2.1 – Comment mesurer le surplus pétrolier ?

Une littérature non négligeable a été consacrée à la notion du surplus des pays de l'OPEP suite au premier boom pétrolier. Telle qu'utilisée, cette notion prend plusieurs significations selon les conceptions et l'objet à analyser.

Chez K. MARX, le surplus renvoie à la plus value qui en est la forme spécifique dans le mode capitaliste de production. Les catégories de distribution, mises en évidence par K. MARX, rendent compte de son partage entre les capitalistes et les propriétaires fonciers. Les lois de valorisation du capital feront en sorte que chacun des deux prétendants devienne titulaire d'une fraction bien déterminée de ce surplus.

Seule la fraction constituée par la rente nous intéresse ici. Elle correspond pour une part à la différence entre le prix régulateur qui est égal aux frais de production du dernier terrain augmentés du profit normal et le prix de production individuel274. A la rente différentielle, telle que définie, il faut ajouter une seconde part : la rente absolue. Elle est égale à ‘"l'excédent de la valeur des marchandises sur leur prix de production"’ 275 du fait de l'imparfaite péréquation du taux de profit, résultant elle-même du monopole qu'exerce la propriété foncière sur le sol et le sous-sol.

Nous savons, depuis le chapitre précédent, que ce substrat théorique est le point de départ de J.M. CHEVALIER. Le surplus pétrolier est défini comme la différence entre le coût total moyen, soit l’ensemble des frais supportés de l’extraction à la distribution, et le prix de valorisation.276

Tout comme le souligne l'auteur, lui-même, cette définition pose des problèmes quant à sa stricte application277. En effet, pour déterminer la rente, il faut disposer, pour chaque année, des coûts moyens de production aux différents stades (extraction, transport, raffinage et distribution), des prélèvements fiscaux et d'un profit moyen. Une fois la rente totale obtenue, en retranchant du prix la somme de ses éléments, il faut examiner comment s'effectue le partage entre les différents partenaires (Etats et différentes sociétés). L'exercice est d'autant plus difficile qu'un pays producteur donné, en l'occurrence l'Algérie, participe à différents stades de la chaîne qui va de l'extraction à la distribution.

La définition de D. RICARDO qui ramène le surplus à la seule rente différentielle278 pose malheureusement les mêmes problèmes d'applicabilité.

Enfin, une troisième définition consiste à considérer le surplus pétrolier comme un excédent de la balance commerciale279. Le but d'une telle approche est surtout de montrer les difficultés d'absorption de cet excédent et son recyclage par l'économie d'endettement. L'Algérie n'étant pas dans ce cas et notre but étant la recherche de causalité entre la rente et la dette, nous écartons purement et simplement cette définition.
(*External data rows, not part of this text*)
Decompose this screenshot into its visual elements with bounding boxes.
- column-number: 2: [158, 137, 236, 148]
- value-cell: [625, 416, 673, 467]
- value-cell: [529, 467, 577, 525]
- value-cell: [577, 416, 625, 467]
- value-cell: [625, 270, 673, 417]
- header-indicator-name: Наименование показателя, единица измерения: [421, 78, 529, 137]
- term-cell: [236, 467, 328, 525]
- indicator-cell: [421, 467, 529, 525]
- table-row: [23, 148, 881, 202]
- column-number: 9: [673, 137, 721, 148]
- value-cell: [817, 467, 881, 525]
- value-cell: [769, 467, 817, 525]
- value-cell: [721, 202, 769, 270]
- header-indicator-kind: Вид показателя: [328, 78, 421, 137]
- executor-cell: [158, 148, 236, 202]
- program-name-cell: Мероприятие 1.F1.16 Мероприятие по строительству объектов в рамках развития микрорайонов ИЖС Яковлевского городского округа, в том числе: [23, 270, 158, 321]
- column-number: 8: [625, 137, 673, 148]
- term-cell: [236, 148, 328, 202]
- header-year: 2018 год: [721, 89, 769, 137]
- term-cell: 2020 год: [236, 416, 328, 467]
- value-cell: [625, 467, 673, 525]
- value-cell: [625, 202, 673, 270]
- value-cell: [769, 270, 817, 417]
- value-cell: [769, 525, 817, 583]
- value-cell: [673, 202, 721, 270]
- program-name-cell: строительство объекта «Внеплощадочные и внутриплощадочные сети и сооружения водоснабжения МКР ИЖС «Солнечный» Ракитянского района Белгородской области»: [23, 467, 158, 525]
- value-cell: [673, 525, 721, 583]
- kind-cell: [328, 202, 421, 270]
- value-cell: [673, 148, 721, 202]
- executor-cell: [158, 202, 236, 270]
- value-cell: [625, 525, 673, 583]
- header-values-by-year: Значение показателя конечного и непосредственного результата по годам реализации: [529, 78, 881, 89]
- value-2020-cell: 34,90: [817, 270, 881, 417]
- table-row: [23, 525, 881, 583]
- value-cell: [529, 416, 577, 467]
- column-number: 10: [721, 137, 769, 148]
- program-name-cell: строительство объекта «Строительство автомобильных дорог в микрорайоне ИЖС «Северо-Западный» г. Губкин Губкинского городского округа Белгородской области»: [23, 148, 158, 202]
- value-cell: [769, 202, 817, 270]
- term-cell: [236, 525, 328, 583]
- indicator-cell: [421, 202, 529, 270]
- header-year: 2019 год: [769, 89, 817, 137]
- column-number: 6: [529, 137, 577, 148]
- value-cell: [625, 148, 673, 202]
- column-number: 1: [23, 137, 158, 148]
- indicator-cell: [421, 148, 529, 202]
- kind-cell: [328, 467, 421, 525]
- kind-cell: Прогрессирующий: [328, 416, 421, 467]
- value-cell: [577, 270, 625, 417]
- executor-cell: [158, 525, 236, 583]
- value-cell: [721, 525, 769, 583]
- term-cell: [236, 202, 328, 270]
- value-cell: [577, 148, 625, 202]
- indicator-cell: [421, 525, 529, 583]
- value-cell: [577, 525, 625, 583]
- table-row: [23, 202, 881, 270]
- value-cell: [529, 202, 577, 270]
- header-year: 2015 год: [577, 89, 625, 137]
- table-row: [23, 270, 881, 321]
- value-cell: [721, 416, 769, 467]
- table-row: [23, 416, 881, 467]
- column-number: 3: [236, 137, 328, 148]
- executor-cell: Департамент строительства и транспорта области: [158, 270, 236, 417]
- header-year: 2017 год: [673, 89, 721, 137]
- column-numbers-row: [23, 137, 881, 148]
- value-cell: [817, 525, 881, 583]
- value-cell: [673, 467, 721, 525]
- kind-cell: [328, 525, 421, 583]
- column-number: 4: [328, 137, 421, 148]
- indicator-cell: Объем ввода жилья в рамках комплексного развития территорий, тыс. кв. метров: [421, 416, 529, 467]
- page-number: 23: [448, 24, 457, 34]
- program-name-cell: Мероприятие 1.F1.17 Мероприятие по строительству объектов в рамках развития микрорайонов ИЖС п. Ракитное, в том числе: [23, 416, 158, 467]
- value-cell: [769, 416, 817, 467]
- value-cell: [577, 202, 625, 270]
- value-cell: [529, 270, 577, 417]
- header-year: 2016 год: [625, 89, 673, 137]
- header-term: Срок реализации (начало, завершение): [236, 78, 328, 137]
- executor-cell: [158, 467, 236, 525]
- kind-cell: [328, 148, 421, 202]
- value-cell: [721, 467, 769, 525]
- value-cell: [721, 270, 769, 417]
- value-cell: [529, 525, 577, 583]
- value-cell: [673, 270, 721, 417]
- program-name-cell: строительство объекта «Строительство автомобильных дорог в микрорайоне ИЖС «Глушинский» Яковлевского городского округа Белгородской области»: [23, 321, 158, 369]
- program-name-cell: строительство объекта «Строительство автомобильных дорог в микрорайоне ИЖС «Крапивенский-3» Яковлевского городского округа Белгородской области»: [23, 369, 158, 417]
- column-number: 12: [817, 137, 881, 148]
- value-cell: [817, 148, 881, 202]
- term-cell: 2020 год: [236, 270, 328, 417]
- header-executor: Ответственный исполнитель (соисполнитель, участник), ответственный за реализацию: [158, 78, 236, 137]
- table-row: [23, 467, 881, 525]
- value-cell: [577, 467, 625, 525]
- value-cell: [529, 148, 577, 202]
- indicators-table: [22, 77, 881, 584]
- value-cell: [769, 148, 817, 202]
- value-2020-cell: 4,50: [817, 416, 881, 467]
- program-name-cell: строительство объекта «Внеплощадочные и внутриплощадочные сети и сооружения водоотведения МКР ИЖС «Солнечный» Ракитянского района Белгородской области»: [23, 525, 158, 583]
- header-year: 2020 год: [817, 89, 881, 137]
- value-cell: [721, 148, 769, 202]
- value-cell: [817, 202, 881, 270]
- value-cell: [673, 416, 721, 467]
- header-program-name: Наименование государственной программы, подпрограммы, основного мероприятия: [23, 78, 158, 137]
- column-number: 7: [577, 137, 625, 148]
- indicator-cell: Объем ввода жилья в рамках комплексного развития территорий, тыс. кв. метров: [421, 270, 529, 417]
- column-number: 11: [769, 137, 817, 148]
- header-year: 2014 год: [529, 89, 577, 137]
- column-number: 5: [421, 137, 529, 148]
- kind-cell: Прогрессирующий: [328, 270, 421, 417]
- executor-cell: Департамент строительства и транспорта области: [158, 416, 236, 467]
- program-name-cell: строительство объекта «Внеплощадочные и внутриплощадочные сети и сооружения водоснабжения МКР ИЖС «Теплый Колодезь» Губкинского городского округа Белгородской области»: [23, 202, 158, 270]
Au total, nous ne pouvons retenir aucune des trois définitions du surplus. Les deux premières posent des difficultés statistiques insurmontables, du moins en ce qui concerne l'Algérie. Il faut pouvoir, en effet, constituer des séries assez longues qui contiennent tous les éléments nécessaires au calcul et au partage de la rente. La troisième s'écarte purement et simplement de notre objet d'étude.

Une voie indirecte peut, cependant, être tentée. Elle consiste à mesurer la part du surplus appropriée en utilisant une approche fondée sur l’évolution des termes de l’échange et la fiscalité des hydrocarbures.

Notes
274.

K. MARX : Le Capital, Livre 3 édition sociale, p. 587.

275.

K. MARX, op. cité, p. 689.

276.

J.M. CHEVALIER : op. cité, p. 232

277.

Idem. p. 233.

278.

D. RICARDO : Des principes de l'économie politique et de l'impôt. Ed. Flammarion, Paris 1977.On peut lire à la page 99 : "S'il n'y a pas de surplus, il n'y aura pas de rente".

279.

Cf sur ce point ; A. SID AHMED, Développement sans croissance, OPU 1983, p. 125.